JP Corporate Flashcards
cost of equity
the rate of return an investor requires from an investment for it to be considered worth the risk
hurdle rate
the minimum rate of return a project must achieve to be accepted. riskier projects have higher hurdle rates
payback period
the number of years it takes to recover the investment in a business
technique in capital budgeting in JP
Japanese firms have a “payback syndrome” or use payback method usually. They don’t usually use NPV and IRR.
keiretsu 系列
a set of companies with interlocking business relationships where each own a small portion of each other’s shares.
main bank system
the largest provider of loans to a company is linked in many ways. monitoring the firm, a major shareholder, sends employees as directors, tries to rescue it
How did the new economic environment change JP companies?
It led more and more banks & companies away from 系率 arrangements.
Law changes gave more managerial flexibility and broader shareholder powers, hence many changes in corporate governance.
How was corporate strategy during post-war?
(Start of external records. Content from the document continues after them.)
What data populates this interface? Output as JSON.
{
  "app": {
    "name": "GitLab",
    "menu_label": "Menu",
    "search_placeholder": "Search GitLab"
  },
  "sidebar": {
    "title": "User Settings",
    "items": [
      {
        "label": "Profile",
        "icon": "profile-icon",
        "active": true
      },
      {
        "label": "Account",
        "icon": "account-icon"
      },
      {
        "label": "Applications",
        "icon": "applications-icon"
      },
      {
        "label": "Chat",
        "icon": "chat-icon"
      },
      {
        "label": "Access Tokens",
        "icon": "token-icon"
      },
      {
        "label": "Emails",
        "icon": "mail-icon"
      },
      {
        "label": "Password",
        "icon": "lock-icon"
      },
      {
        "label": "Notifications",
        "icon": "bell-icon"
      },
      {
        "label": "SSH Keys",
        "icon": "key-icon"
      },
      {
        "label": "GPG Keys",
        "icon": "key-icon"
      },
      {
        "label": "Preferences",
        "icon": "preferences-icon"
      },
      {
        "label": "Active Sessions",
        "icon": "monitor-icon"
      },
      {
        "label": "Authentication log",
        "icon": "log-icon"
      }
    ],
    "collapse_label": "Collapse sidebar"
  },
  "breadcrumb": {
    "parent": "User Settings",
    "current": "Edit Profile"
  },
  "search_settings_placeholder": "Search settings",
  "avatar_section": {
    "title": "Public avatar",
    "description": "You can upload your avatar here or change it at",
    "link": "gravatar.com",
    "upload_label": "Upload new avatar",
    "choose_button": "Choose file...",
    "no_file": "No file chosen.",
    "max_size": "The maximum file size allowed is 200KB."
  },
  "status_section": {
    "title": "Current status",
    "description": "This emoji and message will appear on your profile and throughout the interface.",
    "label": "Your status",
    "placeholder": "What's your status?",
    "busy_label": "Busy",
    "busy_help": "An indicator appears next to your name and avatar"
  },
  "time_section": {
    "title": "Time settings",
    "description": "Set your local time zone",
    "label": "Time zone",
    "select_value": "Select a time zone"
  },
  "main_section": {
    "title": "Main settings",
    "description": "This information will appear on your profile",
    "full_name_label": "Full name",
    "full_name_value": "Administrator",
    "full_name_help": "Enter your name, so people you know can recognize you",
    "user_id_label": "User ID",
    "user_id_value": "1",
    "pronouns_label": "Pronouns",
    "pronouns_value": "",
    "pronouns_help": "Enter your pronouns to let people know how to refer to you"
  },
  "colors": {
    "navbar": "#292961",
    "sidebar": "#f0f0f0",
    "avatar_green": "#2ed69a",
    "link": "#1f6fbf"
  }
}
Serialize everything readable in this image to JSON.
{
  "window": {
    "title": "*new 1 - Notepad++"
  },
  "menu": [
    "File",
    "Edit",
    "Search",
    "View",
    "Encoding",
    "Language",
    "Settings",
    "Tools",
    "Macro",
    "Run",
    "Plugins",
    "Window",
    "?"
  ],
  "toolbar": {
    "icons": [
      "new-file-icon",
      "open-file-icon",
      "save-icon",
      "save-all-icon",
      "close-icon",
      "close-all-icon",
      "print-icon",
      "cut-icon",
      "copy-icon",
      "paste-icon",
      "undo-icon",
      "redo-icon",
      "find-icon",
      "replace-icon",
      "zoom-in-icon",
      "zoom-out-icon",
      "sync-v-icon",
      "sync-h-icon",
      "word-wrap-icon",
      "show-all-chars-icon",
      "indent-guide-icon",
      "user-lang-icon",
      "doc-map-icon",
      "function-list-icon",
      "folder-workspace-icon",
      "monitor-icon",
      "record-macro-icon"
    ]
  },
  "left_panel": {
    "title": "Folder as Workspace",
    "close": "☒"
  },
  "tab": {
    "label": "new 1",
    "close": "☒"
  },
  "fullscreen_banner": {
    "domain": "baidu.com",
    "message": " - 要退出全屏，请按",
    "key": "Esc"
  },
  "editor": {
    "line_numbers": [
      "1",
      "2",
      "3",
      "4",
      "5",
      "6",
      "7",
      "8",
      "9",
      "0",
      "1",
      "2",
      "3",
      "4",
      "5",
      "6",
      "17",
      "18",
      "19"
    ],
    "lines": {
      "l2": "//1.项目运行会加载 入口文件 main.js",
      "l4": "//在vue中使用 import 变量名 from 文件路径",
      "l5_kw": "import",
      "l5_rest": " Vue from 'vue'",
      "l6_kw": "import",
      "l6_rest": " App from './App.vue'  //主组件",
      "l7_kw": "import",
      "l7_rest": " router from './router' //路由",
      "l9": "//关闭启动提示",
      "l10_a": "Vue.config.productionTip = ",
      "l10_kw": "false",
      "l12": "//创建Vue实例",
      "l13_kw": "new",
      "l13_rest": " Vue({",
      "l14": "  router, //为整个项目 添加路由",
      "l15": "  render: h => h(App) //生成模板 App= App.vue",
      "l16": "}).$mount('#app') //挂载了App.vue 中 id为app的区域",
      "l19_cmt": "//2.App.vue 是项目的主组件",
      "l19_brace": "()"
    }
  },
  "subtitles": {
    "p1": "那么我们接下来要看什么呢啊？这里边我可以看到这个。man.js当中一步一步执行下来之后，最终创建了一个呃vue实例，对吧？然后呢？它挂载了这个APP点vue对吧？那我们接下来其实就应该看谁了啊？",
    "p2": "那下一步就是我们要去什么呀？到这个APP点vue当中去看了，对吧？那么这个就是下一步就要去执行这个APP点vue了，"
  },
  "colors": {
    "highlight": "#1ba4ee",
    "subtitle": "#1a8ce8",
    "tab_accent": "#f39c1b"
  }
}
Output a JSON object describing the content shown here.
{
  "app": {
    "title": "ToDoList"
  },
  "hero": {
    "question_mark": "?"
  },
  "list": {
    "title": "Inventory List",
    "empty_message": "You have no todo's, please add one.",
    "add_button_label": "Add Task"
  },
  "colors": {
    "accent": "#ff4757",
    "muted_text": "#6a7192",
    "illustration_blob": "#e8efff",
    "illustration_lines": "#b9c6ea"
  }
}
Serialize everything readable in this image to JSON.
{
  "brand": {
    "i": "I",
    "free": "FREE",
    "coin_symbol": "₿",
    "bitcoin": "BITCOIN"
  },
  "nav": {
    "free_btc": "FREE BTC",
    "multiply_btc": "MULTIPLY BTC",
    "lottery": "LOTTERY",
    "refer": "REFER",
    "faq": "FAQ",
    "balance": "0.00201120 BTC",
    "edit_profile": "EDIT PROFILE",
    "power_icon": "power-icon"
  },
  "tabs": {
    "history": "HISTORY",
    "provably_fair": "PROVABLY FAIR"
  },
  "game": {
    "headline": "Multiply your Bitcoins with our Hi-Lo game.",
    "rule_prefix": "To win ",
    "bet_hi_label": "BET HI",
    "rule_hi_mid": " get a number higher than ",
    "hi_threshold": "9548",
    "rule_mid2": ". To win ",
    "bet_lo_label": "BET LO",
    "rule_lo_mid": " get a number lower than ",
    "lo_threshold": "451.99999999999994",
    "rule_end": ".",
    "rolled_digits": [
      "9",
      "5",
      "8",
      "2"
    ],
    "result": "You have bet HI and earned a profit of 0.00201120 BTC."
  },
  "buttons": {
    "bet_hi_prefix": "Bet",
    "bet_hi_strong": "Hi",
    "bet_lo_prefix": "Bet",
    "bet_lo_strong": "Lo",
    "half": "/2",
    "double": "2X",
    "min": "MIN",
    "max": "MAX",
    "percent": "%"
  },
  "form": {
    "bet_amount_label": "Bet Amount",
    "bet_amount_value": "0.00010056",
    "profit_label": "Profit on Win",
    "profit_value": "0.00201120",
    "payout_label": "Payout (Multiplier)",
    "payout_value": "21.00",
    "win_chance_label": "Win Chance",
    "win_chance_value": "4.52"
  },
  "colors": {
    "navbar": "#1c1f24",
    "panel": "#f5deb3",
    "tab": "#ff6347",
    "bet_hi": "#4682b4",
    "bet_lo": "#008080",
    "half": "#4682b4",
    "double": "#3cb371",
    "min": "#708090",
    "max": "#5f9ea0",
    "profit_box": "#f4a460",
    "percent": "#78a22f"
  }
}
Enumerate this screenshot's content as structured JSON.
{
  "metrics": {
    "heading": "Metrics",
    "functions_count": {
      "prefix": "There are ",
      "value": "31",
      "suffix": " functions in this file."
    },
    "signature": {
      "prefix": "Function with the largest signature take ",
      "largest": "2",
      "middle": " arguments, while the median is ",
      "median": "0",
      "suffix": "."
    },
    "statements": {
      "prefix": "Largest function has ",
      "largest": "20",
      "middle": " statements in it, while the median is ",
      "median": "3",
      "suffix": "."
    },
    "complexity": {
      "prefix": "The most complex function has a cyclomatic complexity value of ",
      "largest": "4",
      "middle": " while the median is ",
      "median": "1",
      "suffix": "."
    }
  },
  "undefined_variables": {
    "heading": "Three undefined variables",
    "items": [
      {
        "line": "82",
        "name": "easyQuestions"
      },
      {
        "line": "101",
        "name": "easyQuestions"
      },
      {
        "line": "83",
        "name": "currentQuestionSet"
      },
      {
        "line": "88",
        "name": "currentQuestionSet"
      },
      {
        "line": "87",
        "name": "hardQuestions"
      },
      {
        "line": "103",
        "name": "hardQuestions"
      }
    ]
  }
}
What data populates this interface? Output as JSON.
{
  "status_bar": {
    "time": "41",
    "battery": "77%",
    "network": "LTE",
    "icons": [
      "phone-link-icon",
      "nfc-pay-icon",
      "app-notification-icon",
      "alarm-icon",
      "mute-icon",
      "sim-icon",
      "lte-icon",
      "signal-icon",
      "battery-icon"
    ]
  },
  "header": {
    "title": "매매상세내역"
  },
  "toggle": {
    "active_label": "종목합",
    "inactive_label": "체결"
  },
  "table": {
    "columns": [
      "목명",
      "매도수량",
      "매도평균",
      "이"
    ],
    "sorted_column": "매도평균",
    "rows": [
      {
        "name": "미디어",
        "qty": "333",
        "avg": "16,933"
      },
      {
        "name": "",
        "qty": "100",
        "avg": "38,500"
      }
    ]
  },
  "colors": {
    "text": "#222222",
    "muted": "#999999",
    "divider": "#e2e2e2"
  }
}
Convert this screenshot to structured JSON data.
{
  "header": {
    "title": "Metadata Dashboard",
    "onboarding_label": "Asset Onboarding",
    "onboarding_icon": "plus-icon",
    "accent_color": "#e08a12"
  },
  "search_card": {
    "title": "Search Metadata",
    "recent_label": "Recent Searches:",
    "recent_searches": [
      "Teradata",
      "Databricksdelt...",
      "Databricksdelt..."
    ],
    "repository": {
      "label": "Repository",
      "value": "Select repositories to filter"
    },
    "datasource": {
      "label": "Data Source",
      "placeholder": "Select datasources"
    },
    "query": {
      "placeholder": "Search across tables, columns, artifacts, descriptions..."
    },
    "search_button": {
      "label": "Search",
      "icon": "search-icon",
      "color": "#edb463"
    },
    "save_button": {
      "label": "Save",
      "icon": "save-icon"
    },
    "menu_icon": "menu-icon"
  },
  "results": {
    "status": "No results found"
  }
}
They were directed towards stability, and longevity. To match more aggressive investments.
Profits were not the main concern. It’s about the higher certainty of survival.
Post-war what was the threat to companies?
Not competition. It’s the exposure to risk/failure. And so they get stable relationships with banks & partners for protection (系列)
What can main banks do?
They hold up to 5% of ownership. They provide easy access to funds. They can interfere with the mgt in exchange for exposure.
In the 1990s, what changed the post-war schemes?
- Change in industrial policy
- 1997 crisis proved that regulation was inadequate.
Post-1990s, how did banks change?
Being a main bank was not sufficient, and they sought for broader ranger of customers.
New law required more bank stability, so banks sold off their cross-held shares.